Primary field efforts in DOE’s research program have confirmed significant accumulations of the most promising gas hydrate resource targets, he continued. “We continue to prepare for the next stage of research and development, which will include extended testing of alternative production methods, as well as comprehensive resource confirmation and sample collection,” he said.

But a third witness suggested that gas hydrate wells will be more complex than most conventional and unconventional gas wells. Steven H. Hancock, well engineering manager at RPS Energy Canada, said that technical challenges include maintaining commercial gas flows with high water production rates, operating with low temperatures and low pressures in the well bore, controlling formation sand production into the well bore, and ensuring well structural integrity with reservoir subsidence.

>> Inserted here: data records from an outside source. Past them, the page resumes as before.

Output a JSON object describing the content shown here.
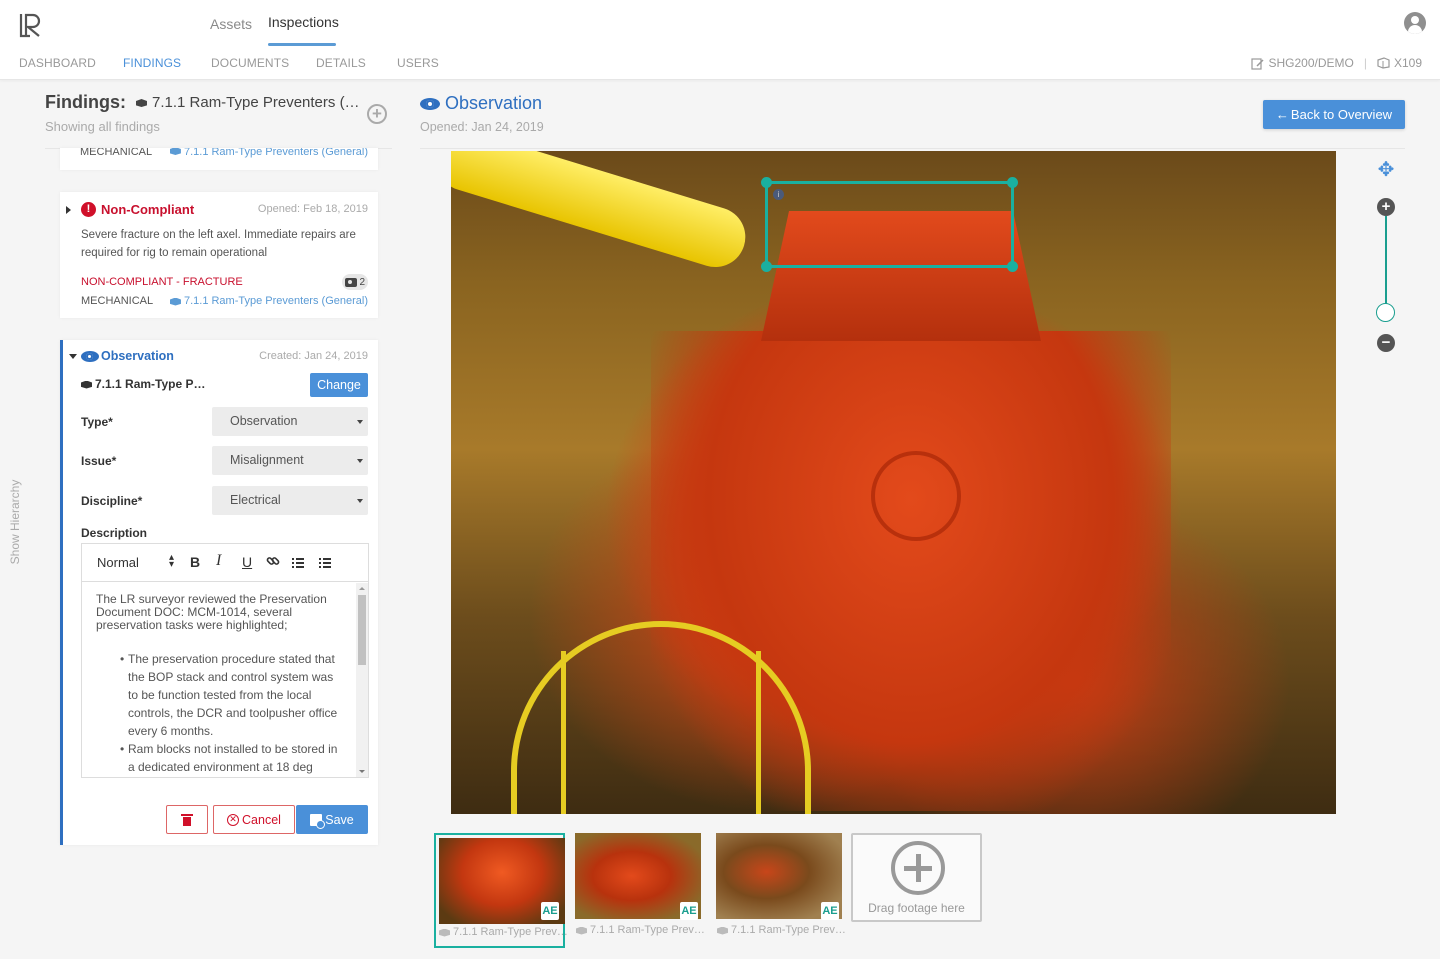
{
  "header": {
    "logo": "LR",
    "top_tabs": [
      {
        "label": "Assets",
        "active": false
      },
      {
        "label": "Inspections",
        "active": true
      }
    ],
    "sub_tabs": [
      {
        "label": "DASHBOARD",
        "active": false
      },
      {
        "label": "FINDINGS",
        "active": true
      },
      {
        "label": "DOCUMENTS",
        "active": false
      },
      {
        "label": "DETAILS",
        "active": false
      },
      {
        "label": "USERS",
        "active": false
      }
    ],
    "project": "SHG200/DEMO",
    "asset_code": "X109",
    "accent_color": "#4a90d9"
  },
  "sidebar_toggle": "Show Hierarchy",
  "findings_panel": {
    "title": "Findings:",
    "asset": "7.1.1 Ram-Type Preventers (…",
    "subtitle": "Showing all findings",
    "partial_card": {
      "discipline": "MECHANICAL",
      "asset": "7.1.1 Ram-Type Preventers (General)"
    },
    "non_compliant_card": {
      "type": "Non-Compliant",
      "date": "Opened: Feb 18, 2019",
      "description": "Severe fracture on the left axel. Immediate repairs are required for rig to remain operational",
      "tag": "NON-COMPLIANT - FRACTURE",
      "photo_count": "2",
      "discipline": "MECHANICAL",
      "asset": "7.1.1 Ram-Type Preventers (General)",
      "color": "#c8102e"
    },
    "observation_card": {
      "type": "Observation",
      "date": "Created: Jan 24, 2019",
      "asset": "7.1.1 Ram-Type P…",
      "change_label": "Change",
      "fields": {
        "type_label": "Type*",
        "type_value": "Observation",
        "issue_label": "Issue*",
        "issue_value": "Misalignment",
        "discipline_label": "Discipline*",
        "discipline_value": "Electrical"
      },
      "description_label": "Description",
      "editor": {
        "format": "Normal",
        "bold": "B",
        "italic": "I",
        "underline": "U"
      },
      "description_text": {
        "intro": "The LR surveyor reviewed the Preservation Document DOC: MCM-1014, several preservation tasks were highlighted;",
        "bullets": [
          "The preservation procedure stated that the BOP stack and control system was to be function tested from the local controls, the DCR and toolpusher office every 6 months.",
          "Ram blocks not installed to be stored in a dedicated environment at 18 deg"
        ]
      },
      "cancel_label": "Cancel",
      "save_label": "Save"
    }
  },
  "main": {
    "title": "Observation",
    "opened": "Opened: Jan 24, 2019",
    "back_label": "Back to Overview",
    "annotation_info": "i",
    "zoom_level": 0.05,
    "thumbnails": [
      {
        "caption": "7.1.1 Ram-Type Prev…",
        "badge": "AE",
        "selected": true
      },
      {
        "caption": "7.1.1 Ram-Type Prev…",
        "badge": "AE",
        "selected": false
      },
      {
        "caption": "7.1.1 Ram-Type Prev…",
        "badge": "AE",
        "selected": false
      }
    ],
    "drop_zone_label": "Drag footage here"
  }
}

“Technologies exist to address all of these issues, but they will add to development costs. Gas hydrate production also has one distinct challenge compared to other unconventional resources, and that is the high cost of transportation to market,” Hancock said.

Collett said that while USGS’s 1995 study found US in-place gas hydrate resources ranging from 113,000 to 676,000 tcf, an evaluation of technically recoverable amounts in 2008 found an estimated 25.2-157.8 tcf on Alaska’s North Slope. That same year, the USGS official continued, the US Minerals Management Service assessed gas hydrate resources in the Gulf of Mexico and found a mean volume estimate of 21,436 tcf.

‘Not created equal’

“A key development in gas hydrates research in recent years is the realization, based on the findings of a series of recent scientific drilling programs around the world, that all gas hydrates accumulations are not created equal,” Boswell said in his written testimony. “They range from large, diffuse accumulations in clay sediments to small, discrete, high-concentration accumulations in sand reservoirs. They occur both on the sea floor as solid massive mounds, as well as buried several thousands of feet below the sea floor.”

Hancock said that stand-alone developments could be economic for onshore gas hydrate production with a gas price in the upper range of historic North American prices. For deepwater gas hydrates, developments could be economic with a gas price in the upper range of what India has paid for liquefied natural gas imports on the spot market, he said in his written statement.

“As with all hydrocarbon developments, the economics of gas hydrates will be highly variable, depending upon such factors as well performance, sediment type, gas-in-place, thermodynamic conditions of a reservoir and access to existing infrastructure,” he told the subcommittee. “It is also clear that comparable conventional gas reservoirs will be economically more attractive than gas hydrate-only reservoirs, suggesting that the production of gas hydrates on a large commercial scale may be delayed.”

Collett said that the arrival at a technically recoverable estimate of US gas hydrate resources in 2008 was significant. “We have focused on concentrated reservoirs recently to work on resources which are more likely to be produced,” he said.

The witnesses agreed that US gas hydrate production will likely occur first in Alaska. “The next big step is to conduct an extended production test. We are working with BP, Exxon Mobil, and ConocoPhillips to do that, and we expect it to take a year,” Boswell said.

“From an engineering standpoint, the next step will be to prove we can produce commercial amounts of gas from hydrates with technologies we have. We think we can,” said Hancock. “In economic terms, each gas hydrate field is unique and will rise or fall based on its own characteristics. The price is only a few dollars more than conventional production, but as average prices rise, other unconventional sources become competitive too.”